No change may be executed without mutual awareness of trade-offs.
Clause 2 – Shared Accountability for Risk¶
Both parties share accountability for approved architectural risks.
If a decision causes downstream cost or performance degradation, mitigation responsibilities are executed jointly.
Clause 3 – Alignment with Context¶
All trade-offs must reference the Engagement Context Canvas (ECC) and its six contextual drivers.
Deviations require justification and Executive Sponsor approval.
Clause 4 – Change Management¶
New or modified architectural decisions must be reviewed in governance cadence and appended to the ATA log with version control.
Clause 5 – Review and Renewal¶
ATAs are reviewed during Quarterly Assessments or after major releases.
Findings feed into the Maturity Growth Contract and Relationship Evolution Contract.
Inputs / Outputs¶
| Inputs | Outputs |
|---|---|
| Solution design documents, NFR list, risk register | Architectural Trade-Off Agreement, signed decision log, versioned history of changes |
Metrics / Signals¶
| Category | Example Indicators |
|---|---|
| Decision Traceability | 100% of major design decisions logged and co-signed. |
| Risk Awareness | ≥90% of known architectural risks linked to mitigation actions. |
| Reassessment Cadence | All ATAs reviewed at least once per quarter. |
| Maturity Signal | Decline in technical conflicts and re-work due to unaligned design decisions. |
Common Pitfalls¶
- Recording trade-offs retrospectively (“documenting what was already done”).

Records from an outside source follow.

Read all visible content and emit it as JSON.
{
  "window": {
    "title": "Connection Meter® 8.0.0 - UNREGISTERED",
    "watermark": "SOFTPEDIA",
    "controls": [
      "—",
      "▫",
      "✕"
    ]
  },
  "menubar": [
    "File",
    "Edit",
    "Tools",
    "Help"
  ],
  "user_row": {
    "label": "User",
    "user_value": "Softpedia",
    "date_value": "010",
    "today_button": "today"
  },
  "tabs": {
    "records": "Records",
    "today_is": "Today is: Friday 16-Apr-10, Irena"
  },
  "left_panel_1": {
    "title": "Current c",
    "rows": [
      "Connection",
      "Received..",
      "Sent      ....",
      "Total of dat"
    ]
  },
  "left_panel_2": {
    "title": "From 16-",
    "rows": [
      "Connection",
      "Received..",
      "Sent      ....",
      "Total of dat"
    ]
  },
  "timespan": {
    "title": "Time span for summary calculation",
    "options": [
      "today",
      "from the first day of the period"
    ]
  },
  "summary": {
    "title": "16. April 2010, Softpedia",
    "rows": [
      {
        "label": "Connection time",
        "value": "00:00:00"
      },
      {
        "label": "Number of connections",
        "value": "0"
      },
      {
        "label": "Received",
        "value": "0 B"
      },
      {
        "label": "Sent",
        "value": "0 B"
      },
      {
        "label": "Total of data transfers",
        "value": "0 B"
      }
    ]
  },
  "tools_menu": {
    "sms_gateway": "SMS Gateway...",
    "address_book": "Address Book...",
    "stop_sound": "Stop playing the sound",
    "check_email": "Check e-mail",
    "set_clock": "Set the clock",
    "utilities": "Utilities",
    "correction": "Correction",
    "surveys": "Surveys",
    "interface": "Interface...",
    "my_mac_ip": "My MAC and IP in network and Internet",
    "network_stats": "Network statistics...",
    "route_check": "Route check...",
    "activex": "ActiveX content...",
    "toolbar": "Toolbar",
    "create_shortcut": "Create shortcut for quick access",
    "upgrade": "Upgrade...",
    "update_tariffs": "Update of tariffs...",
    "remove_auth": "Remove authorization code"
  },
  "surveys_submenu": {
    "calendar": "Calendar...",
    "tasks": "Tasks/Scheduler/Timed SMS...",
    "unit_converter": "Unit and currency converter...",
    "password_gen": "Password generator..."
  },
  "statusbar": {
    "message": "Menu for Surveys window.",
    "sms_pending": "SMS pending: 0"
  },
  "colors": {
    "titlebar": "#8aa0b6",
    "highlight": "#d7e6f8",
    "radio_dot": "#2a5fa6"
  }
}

- Client and vendor architects failing to sign decisions jointly.
- Ignoring non-functional aspects (security, maintainability, scalability).
- Treating ATAs as compliance paperwork rather than learning artifacts.
- Neglecting to review ATAs after contextual changes or new releases.
Contract Lifecycle¶
| Stage | Action | Responsible Roles |
|---|---|---|
| Creation | Draft during design workshops and approve before major implementation. | Solution Architects |
| Activation | Integrate into Delivery Charter and share with engineering teams. | Delivery Facilitator |
| Review | Validate quarterly or post-release. | Governance Officer / Engineering Director |
| Renewal | Update when architecture evolves or risk profile changes. | Solution Architects / Account Lead |
Client-Side Application¶
Objective: Ensure architectural governance reflects informed business risk and supports long-term sustainability.
Client actions¶
- Require ATAs for all major technical or NFR decisions.
- Validate that trade-offs align with business priorities.
- Co-sign every approved decision and store it in governance repository.
- Participate in quarterly architecture reviews.
Vendor-Side Application¶
Objective: Maintain transparency and shared ownership for design quality and sustainability.
Vendor actions¶
- Facilitate trade-off workshops and maintain the ATA register.
- Communicate rationale and impact clearly to client stakeholders.
- Track deferred risks and mitigation progress.
- Present ATAs during governance and audit sessions.
Summary¶
The Architectural Trade-Off Agreement is the foundation of technical trust in 3SF.
It replaces implicit understanding with explicit, co-signed accountability, ensuring that every architectural choice is transparent, reasoned, and traceable.
When used consistently, this agreement aligns architecture with business value and maturity — turning design discussions into a shared governance discipline rather than a technical debate.